To some I am a hero. To others I am a pirate, a villain, even a terrorist. The qualities that make me appear heroic to some also make me appear piratical to others. All heroes have enemies; the greater the hero, the greater, stronger and more numerous the enemies. I look forward to cultivating many more enemies in my career on behalf of the Earth.
I am not alone. Lisa Distefano, my wife, is another who has shown courage and resolve in the fight for ecological justice. Many people who have gone to sea with me have also been champions of the whales, dolphins and other citizens of the ocean. I think of engineers Peter Woof, Carroll Vogel, Myra Finkelstein and Jeremy Coon; officers Neil Sanderson, Peter Brown, Rod Coronado and Susana Rodriguez Pastor; supporters Cleveland Amory, Edward Abbey, Steve Wynn, Pridim Singh, Susan Bloom, Lavinia Currier, Robert Hunter and Farley Mowat. There are many others.
In this book, I have tried to explain what motivates people like us to serve and protect the natural world. At the same time, I have tried to show the political, social and philosophical opposition that serious environmental activists encounter.

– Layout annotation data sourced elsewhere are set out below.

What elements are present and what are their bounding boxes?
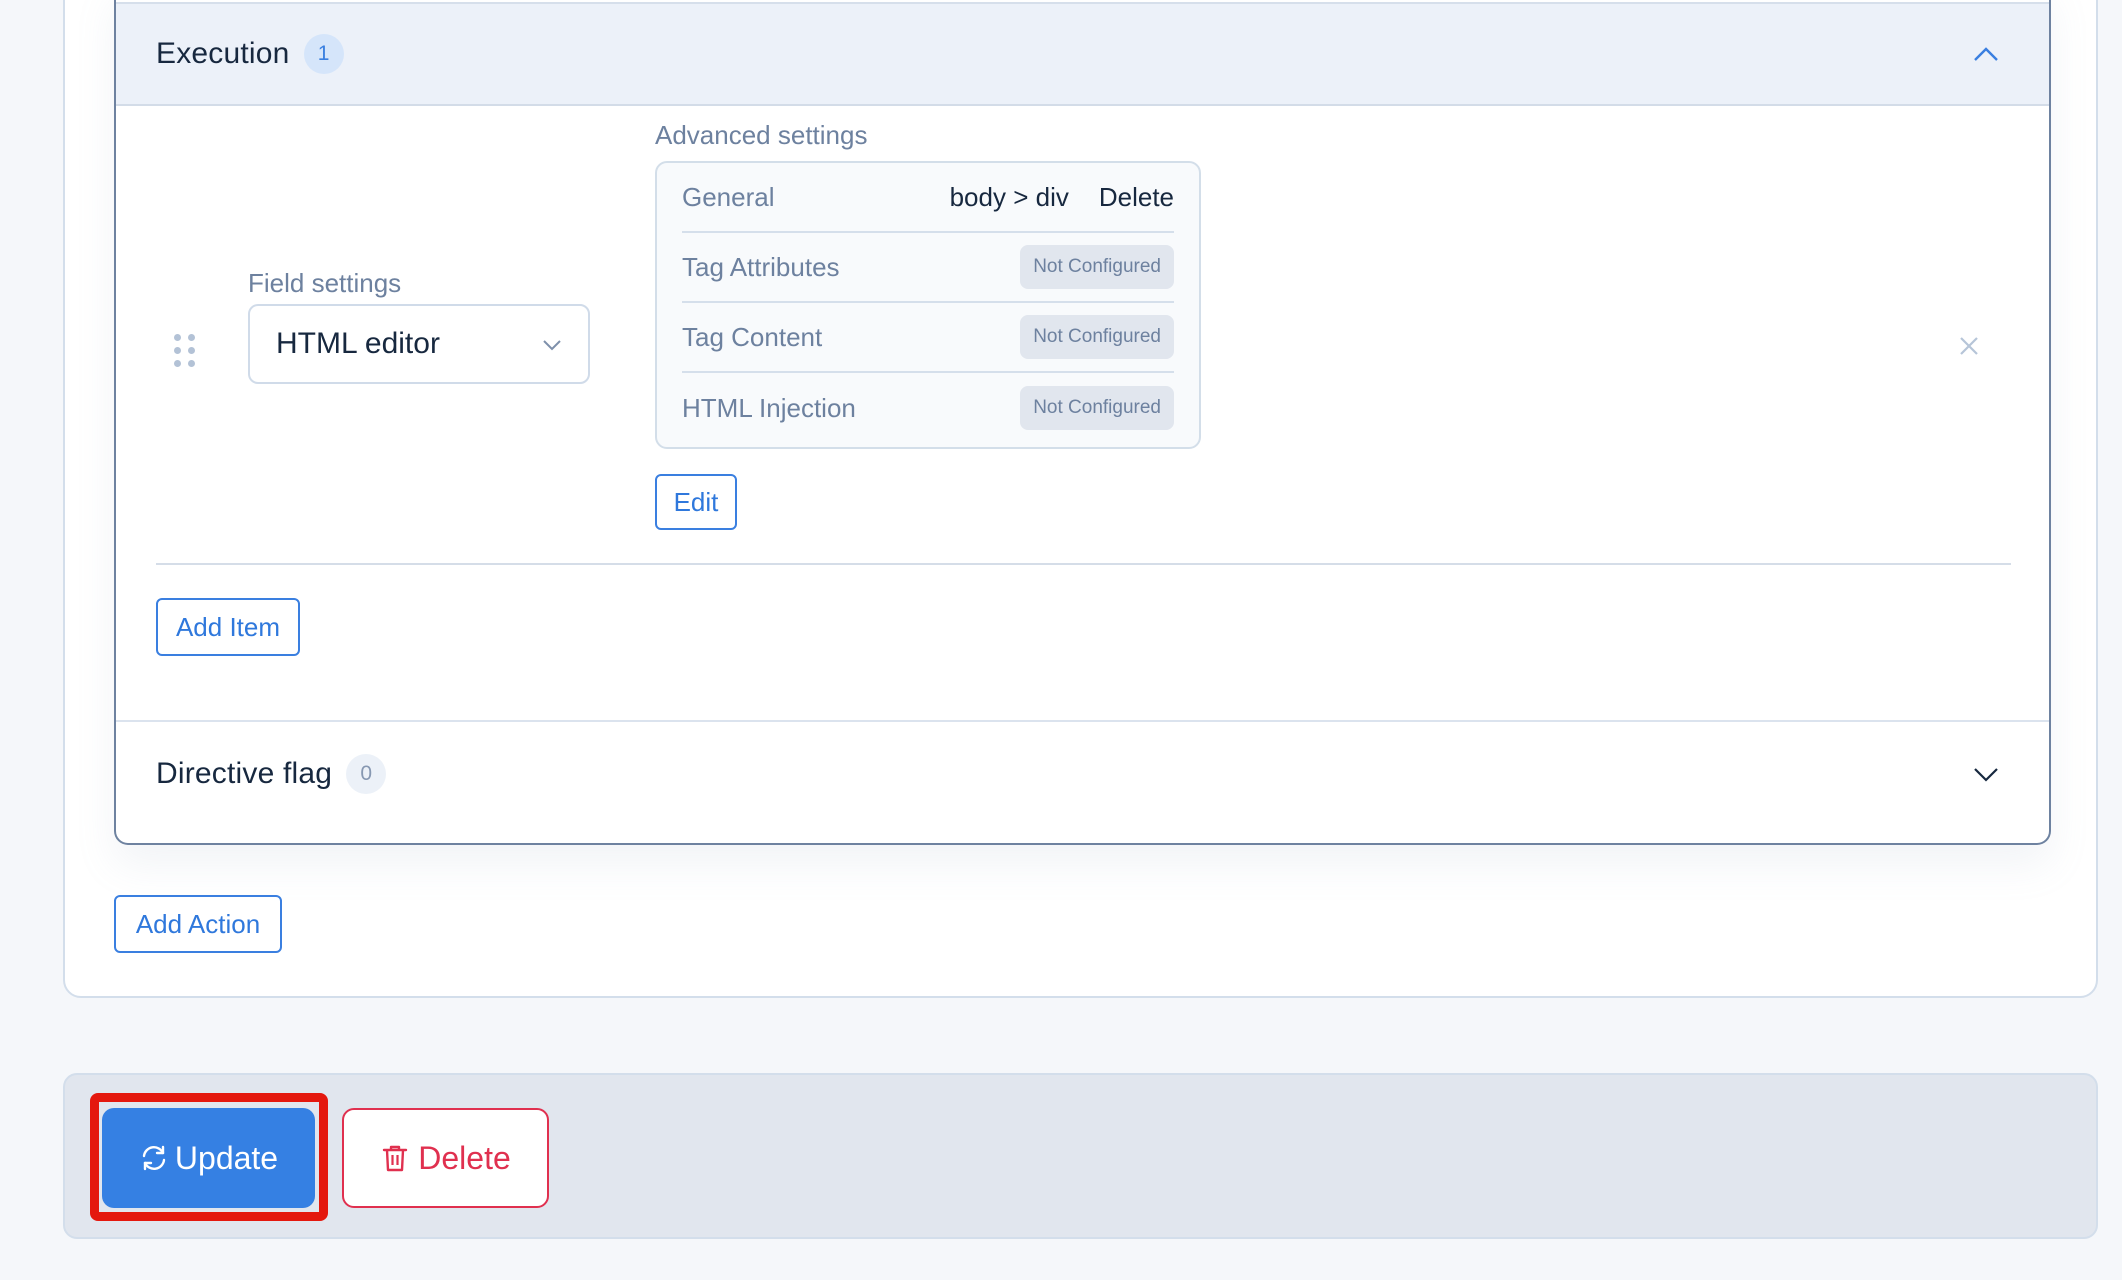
field-settings-value: HTML editor [276,327,440,360]
update-button[interactable]: Update [102,1108,315,1208]
directive-count-badge: 0 [346,753,387,794]
advanced-settings-panel: General body > div Delete Tag Attributes… [655,161,1201,449]
chevron-up-icon[interactable] [1973,46,1999,62]
advanced-row: HTML Injection Not Configured [682,373,1174,443]
refresh-icon [142,1145,166,1171]
status-badge: Not Configured [1020,386,1174,430]
advanced-row-label: HTML Injection [682,392,856,423]
advanced-row-label: Tag Content [682,321,823,352]
execution-section-header[interactable]: Execution 1 [116,2,2049,106]
divider [156,563,2011,565]
field-settings-label: Field settings [248,268,402,298]
status-badge: Not Configured [1020,245,1174,289]
drag-handle-icon[interactable] [174,334,198,368]
directive-section-title: Directive flag [156,756,333,790]
delete-button-label: Delete [418,1139,511,1176]
delete-button[interactable]: Delete [342,1108,549,1208]
chevron-down-icon[interactable] [1973,766,1999,782]
execution-count-badge: 1 [303,34,344,74]
advanced-row-label: Tag Attributes [682,251,840,282]
chevron-down-icon [543,340,561,351]
action-card: Execution 1 Field settings HTML editor A… [63,0,2098,998]
status-badge: Not Configured [1020,315,1174,359]
selector-value: body > div [949,181,1069,212]
trash-icon [383,1145,408,1172]
advanced-row: Tag Attributes Not Configured [682,233,1174,303]
add-item-button[interactable]: Add Item [156,598,300,656]
execution-section-body: Field settings HTML editor Advanced sett… [116,106,2049,720]
advanced-settings-label: Advanced settings [655,120,868,150]
update-button-label: Update [174,1139,279,1176]
field-settings-select[interactable]: HTML editor [248,304,590,384]
general-label: General [682,181,775,212]
delete-selector-link[interactable]: Delete [1099,182,1174,213]
execution-section-title: Execution [156,37,290,70]
add-action-button[interactable]: Add Action [114,895,282,953]
advanced-row: Tag Content Not Configured [682,303,1174,373]
form-actions-bar: Update Delete [63,1073,2098,1239]
directive-section-header[interactable]: Directive flag 0 [116,720,2049,825]
advanced-general-row: General body > div Delete [682,163,1174,233]
action-accordion: Execution 1 Field settings HTML editor A… [114,0,2051,845]
close-icon[interactable] [1959,336,1979,356]
edit-button[interactable]: Edit [655,474,737,530]
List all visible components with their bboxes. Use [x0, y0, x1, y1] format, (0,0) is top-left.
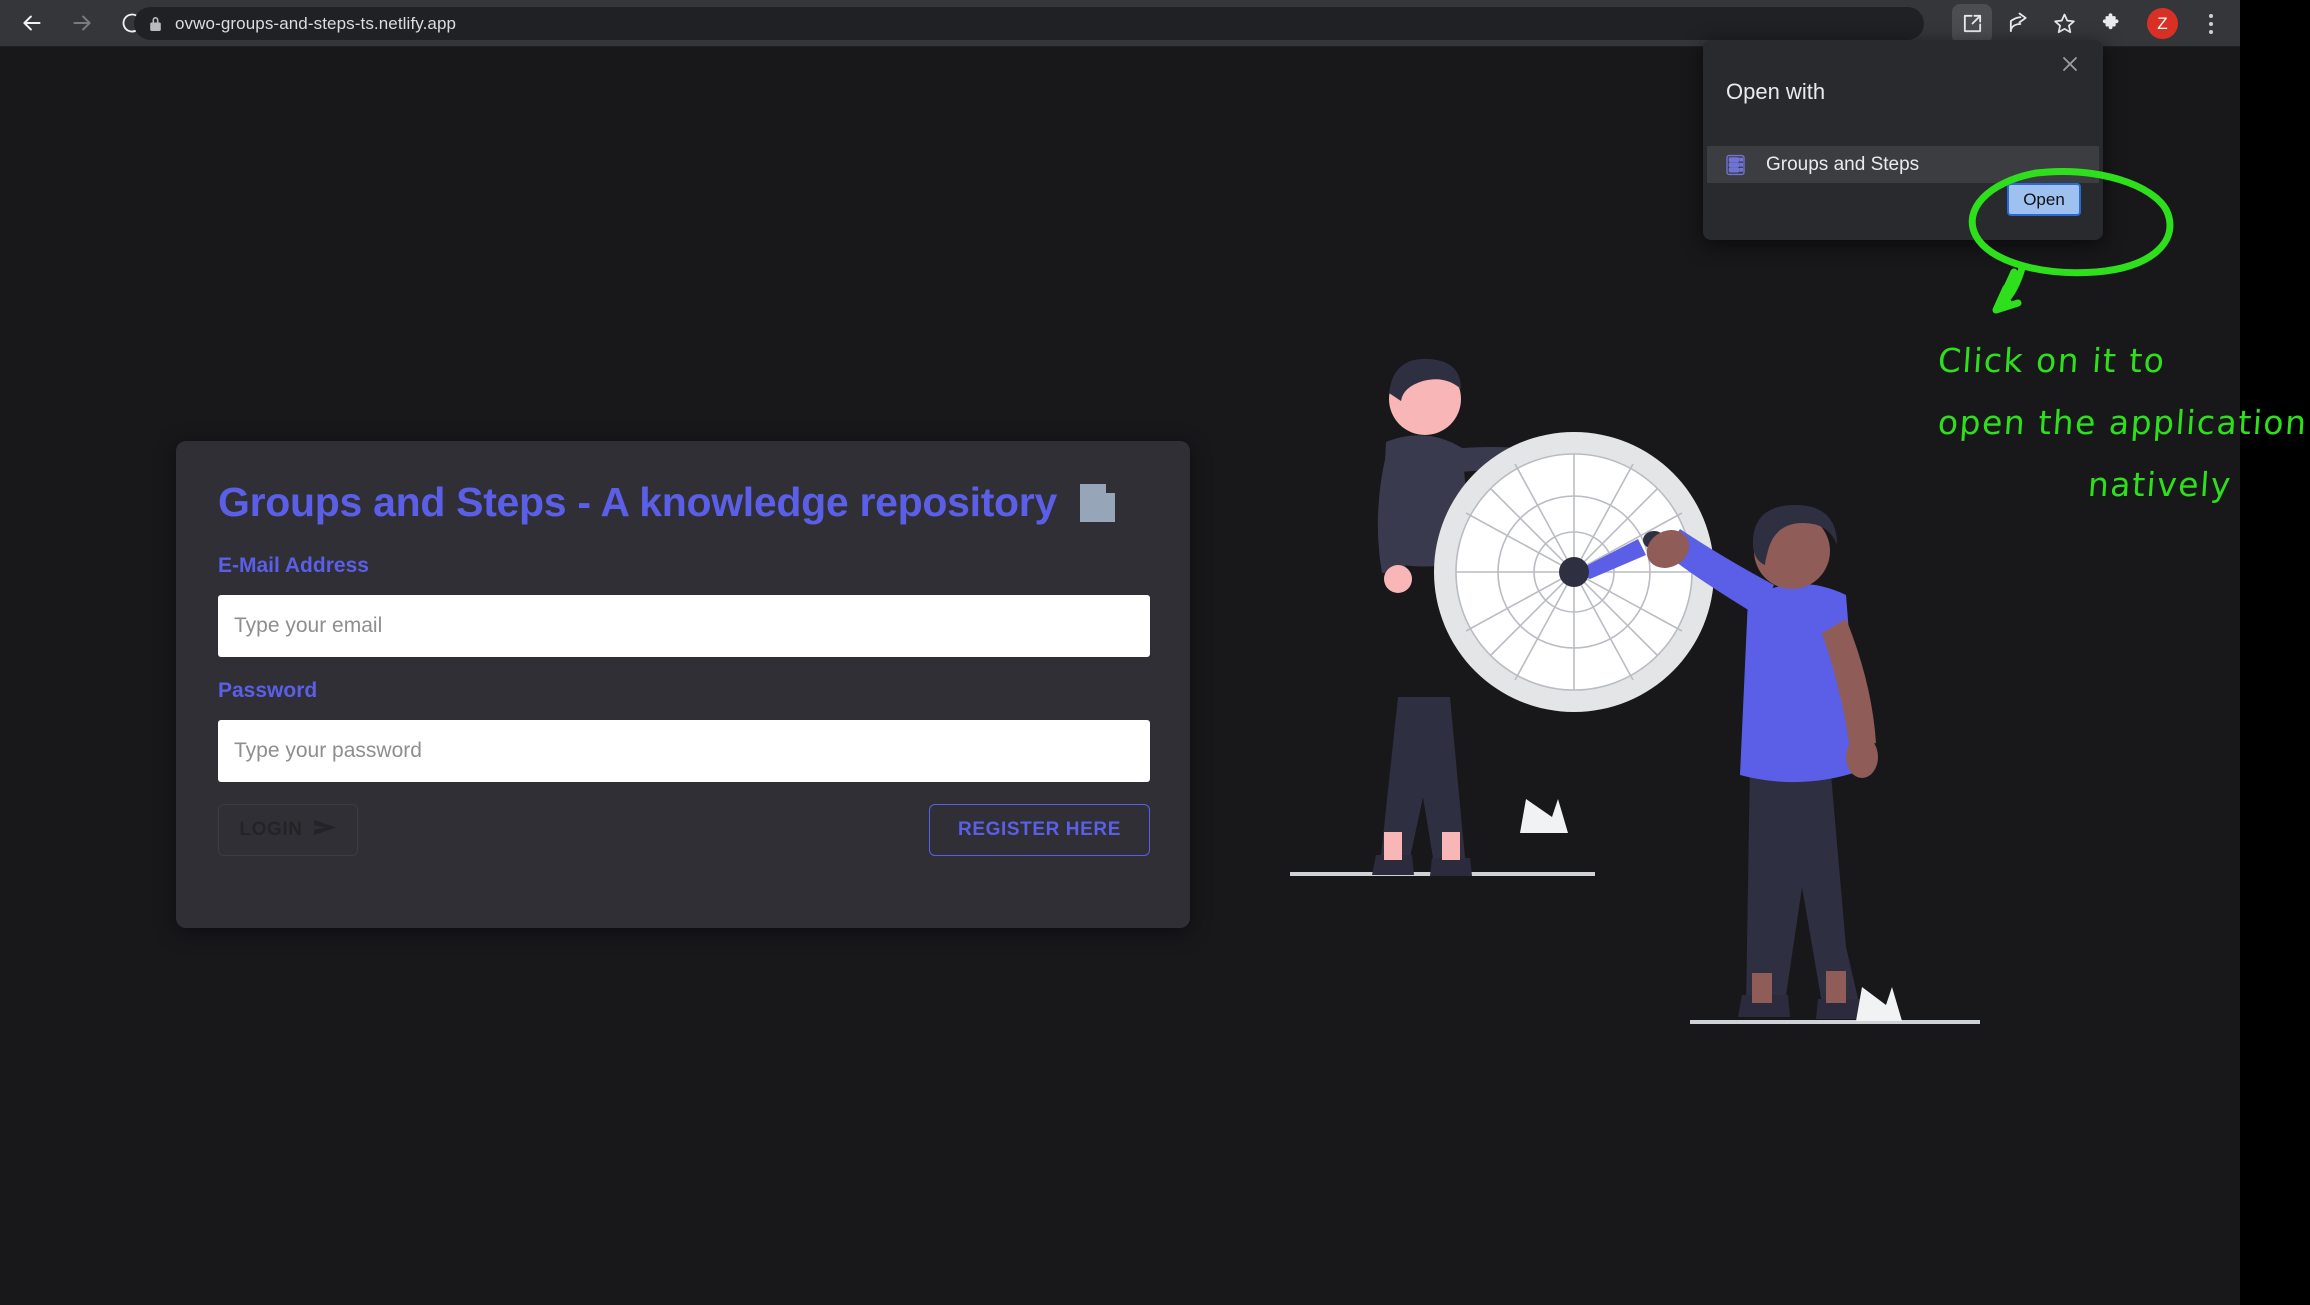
login-button-label: LOGIN [239, 819, 303, 840]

This book documents the oceanic campaigns I have led since 1979. Campaigns to protect terrestrial ecosystems and land species are not included. My history with Greenpeace has been documented in other books by other people and in my book (written with Warren Rogers) Sea Shepherd, published in 1982. I have also not included an account of my campaigns to protect the seals off Labrador and in the Gulf of St. Lawrence, a story worth a book of its own. This book is devoted to my campaigns on behalf of whales, dolphins and the victims of pelagic drift nets. It is a story of action in a cause to protect life and serve the Earth.
My campaigns and those of the Sea Shepherd Conservation Society have been less widely publicized than those of other groups, especially Greenpeace. This is at least partly because we have always devoted our resources to action rather than self-promotion. I hope to persuade readers of this book of something already known to the pirate whalers of Norway, the dolphin killers of Japan, the outlaw drift-netters of Taiwan and the pilot whale killers of the Faroe Islands: that the Sea Shepherd Conservation Society is the most aggressive, no-nonsense and determined conservation organization in the world.